Oldham had a famous and acrimonious falling out with the Stones a mere four years later early on during the recording sessions for 1967's Their Satanic Majesties Request. The band -- especially Mick and Keith -- felt it had outgrown Oldham. The PR schtick wasn't working anymore, and he knew little about producing records. One day in the studio, the Stones deliberately played the blues so badly that Oldham got the hint and walked out for good.

But he doesn't seem bitter about being absent just as the band approached its zenith, starting with 1968's Beggars Banquet.

"I had my period. We were our first marriage. Their next one was a combination of themselves, (manager) Allen Klein, and (record producer) Jimmy Miller," Oldham says. "I mean, I don't think I would find Truman Capote on a plane in 1973 being ga-ga about the Rolling Stones that funny. But it was part of the circus that the Rolling Stones could handle. It was just part of, 'Oh this is the new workload. Okay, another bunch of idiots,' and get on with it. You don't invite yourself to what you can't survive."

Oldham -- who has lived in Bogota, Columbia, since 1982 -- will deal with the time leading up to that period in his next book, 2Stoned. It will cover the years 1964-67 and was scheduled to hit book stores in North America next spring.

Oldham currently doesn't have a relationship with any of the Stones, although he still has enormous respect for them.

"The three of them who are still the Rolling Stones -- Mick, Keith and Charlie (Watts). I don't really know Ronnie Wood. I have tremendous respect for (former bassist) Bill Wyman. I saw him playing this casino in Connecticut and then he was backstage at The Who concert (at Albert Hall in February). We did something we never had done in 40 years: We had dinner together. That went very well. It was a valuable time. It was good.
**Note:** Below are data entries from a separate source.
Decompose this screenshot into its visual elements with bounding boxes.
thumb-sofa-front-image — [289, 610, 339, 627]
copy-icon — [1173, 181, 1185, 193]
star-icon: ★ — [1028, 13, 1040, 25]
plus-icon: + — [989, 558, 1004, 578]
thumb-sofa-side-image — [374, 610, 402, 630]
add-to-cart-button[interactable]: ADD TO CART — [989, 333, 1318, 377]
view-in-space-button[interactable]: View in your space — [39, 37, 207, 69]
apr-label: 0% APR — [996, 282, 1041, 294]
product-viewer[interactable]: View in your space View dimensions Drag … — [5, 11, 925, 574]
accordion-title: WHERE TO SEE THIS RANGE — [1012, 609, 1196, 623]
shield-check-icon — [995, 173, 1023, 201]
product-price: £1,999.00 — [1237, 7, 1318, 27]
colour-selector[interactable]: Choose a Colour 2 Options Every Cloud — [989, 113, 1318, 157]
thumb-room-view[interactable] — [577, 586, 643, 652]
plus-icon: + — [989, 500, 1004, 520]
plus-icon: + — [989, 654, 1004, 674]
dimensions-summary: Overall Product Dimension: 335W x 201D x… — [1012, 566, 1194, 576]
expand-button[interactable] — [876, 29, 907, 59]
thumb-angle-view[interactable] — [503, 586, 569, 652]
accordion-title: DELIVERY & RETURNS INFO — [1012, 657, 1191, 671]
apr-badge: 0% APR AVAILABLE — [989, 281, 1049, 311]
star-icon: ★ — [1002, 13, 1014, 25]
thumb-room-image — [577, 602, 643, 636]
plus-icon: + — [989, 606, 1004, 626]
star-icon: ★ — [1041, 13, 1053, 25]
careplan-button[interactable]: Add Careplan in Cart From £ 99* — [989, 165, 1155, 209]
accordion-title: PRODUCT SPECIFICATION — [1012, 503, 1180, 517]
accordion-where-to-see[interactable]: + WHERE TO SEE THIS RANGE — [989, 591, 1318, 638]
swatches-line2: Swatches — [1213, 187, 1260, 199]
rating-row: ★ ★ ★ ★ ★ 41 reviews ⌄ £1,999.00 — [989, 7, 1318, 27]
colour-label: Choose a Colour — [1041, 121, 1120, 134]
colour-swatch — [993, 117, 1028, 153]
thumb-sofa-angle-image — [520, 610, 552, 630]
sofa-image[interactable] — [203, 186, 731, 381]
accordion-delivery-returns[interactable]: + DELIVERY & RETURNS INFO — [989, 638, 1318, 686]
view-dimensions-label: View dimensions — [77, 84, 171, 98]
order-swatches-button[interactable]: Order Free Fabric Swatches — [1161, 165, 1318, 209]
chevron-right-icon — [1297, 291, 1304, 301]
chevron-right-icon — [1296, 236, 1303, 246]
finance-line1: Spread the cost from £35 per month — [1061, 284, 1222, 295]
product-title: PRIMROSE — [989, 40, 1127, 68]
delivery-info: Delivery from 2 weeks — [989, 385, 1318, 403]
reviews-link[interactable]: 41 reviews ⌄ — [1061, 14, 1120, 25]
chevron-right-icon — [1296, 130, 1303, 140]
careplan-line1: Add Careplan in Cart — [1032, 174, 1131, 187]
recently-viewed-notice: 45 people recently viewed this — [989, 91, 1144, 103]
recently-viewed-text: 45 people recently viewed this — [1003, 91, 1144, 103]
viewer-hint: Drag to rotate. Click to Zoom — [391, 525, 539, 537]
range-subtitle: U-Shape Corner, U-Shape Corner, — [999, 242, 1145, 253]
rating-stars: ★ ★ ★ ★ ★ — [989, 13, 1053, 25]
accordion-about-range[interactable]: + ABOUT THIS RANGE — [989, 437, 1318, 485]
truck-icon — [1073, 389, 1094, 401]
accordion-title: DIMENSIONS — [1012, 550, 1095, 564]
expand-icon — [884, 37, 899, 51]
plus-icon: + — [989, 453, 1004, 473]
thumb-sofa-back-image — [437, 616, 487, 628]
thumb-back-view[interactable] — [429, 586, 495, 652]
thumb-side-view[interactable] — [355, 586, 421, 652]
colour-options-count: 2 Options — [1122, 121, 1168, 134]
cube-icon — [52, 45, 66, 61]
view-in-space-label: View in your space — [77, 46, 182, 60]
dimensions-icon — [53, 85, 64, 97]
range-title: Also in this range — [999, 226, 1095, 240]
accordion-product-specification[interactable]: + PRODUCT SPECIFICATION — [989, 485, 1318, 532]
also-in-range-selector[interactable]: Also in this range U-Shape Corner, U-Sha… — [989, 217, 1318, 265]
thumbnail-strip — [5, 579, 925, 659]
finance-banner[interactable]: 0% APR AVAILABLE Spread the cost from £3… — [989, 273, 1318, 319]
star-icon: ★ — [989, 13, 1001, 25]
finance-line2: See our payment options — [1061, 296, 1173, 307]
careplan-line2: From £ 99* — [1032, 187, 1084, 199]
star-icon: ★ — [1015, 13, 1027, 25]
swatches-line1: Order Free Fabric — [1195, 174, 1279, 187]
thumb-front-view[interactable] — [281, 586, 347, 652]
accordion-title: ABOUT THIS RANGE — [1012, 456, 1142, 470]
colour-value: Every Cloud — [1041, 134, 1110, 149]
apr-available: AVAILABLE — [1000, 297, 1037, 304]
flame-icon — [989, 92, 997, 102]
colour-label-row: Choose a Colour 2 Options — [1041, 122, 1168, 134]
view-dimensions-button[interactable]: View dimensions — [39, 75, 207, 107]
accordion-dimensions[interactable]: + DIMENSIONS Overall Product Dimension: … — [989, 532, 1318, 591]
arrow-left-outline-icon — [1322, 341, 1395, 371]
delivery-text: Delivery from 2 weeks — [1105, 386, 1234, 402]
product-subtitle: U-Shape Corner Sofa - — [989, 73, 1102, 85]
I'm glad we did it."

Not that they need to do it again.

"We might have just crossed all the knots that we had to and we're both the better off for it, and there's no need for a rematch."

And, if he were still managing the Stones today? He says if they can't make albums that sell anymore, why not continue to tour?

"Actually, I kind of breathed a sigh of relief," Oldham says of his reaction to news last spring the Stones would hit the road again.

"They've had their time off. What does a musician do? He plays. So now they're doing it. It's actually pretty simple."

He doesn't have a lot of time for people who say the Stones should pack it in now that the members are all in their late 50s and early 60s.

"It doesn't matter whether it's the Stones or The Who or The Eagles," Oldham says. "When they're not working, that's when they should pack it in. I mean, apart from when they put out solo records.

"You can't deny the audience. I mean, people are buying tickets at pretty expensive prices -- $200-$300. I was in Connecticut three weeks ago, coming out of this restaurant ... and these two guys come up in the parking lot, 'Loog!' They showed me the tickets they'd just got for Philadelphia to see the Stones. Empowered, impassioned, it's the most exciting thing that happened to them -- you know, they've got their tickets, they're set. So that's the answer to the cynicism that goes around about (the Stones)."

Oldham also approved of the way the Stones announced their tour, via a blimp ride in a Bronx park back in May. After all, it was vintage Oldham PR.

"I thought it was great because it's a Barnum & Bailey world, and I talked to people from New York and they were going to me, 'Oh, what are they going to next?' These are people who are on the periphery of the game but they're not really soldiers. Whereas the Rolling Stones are soldiers."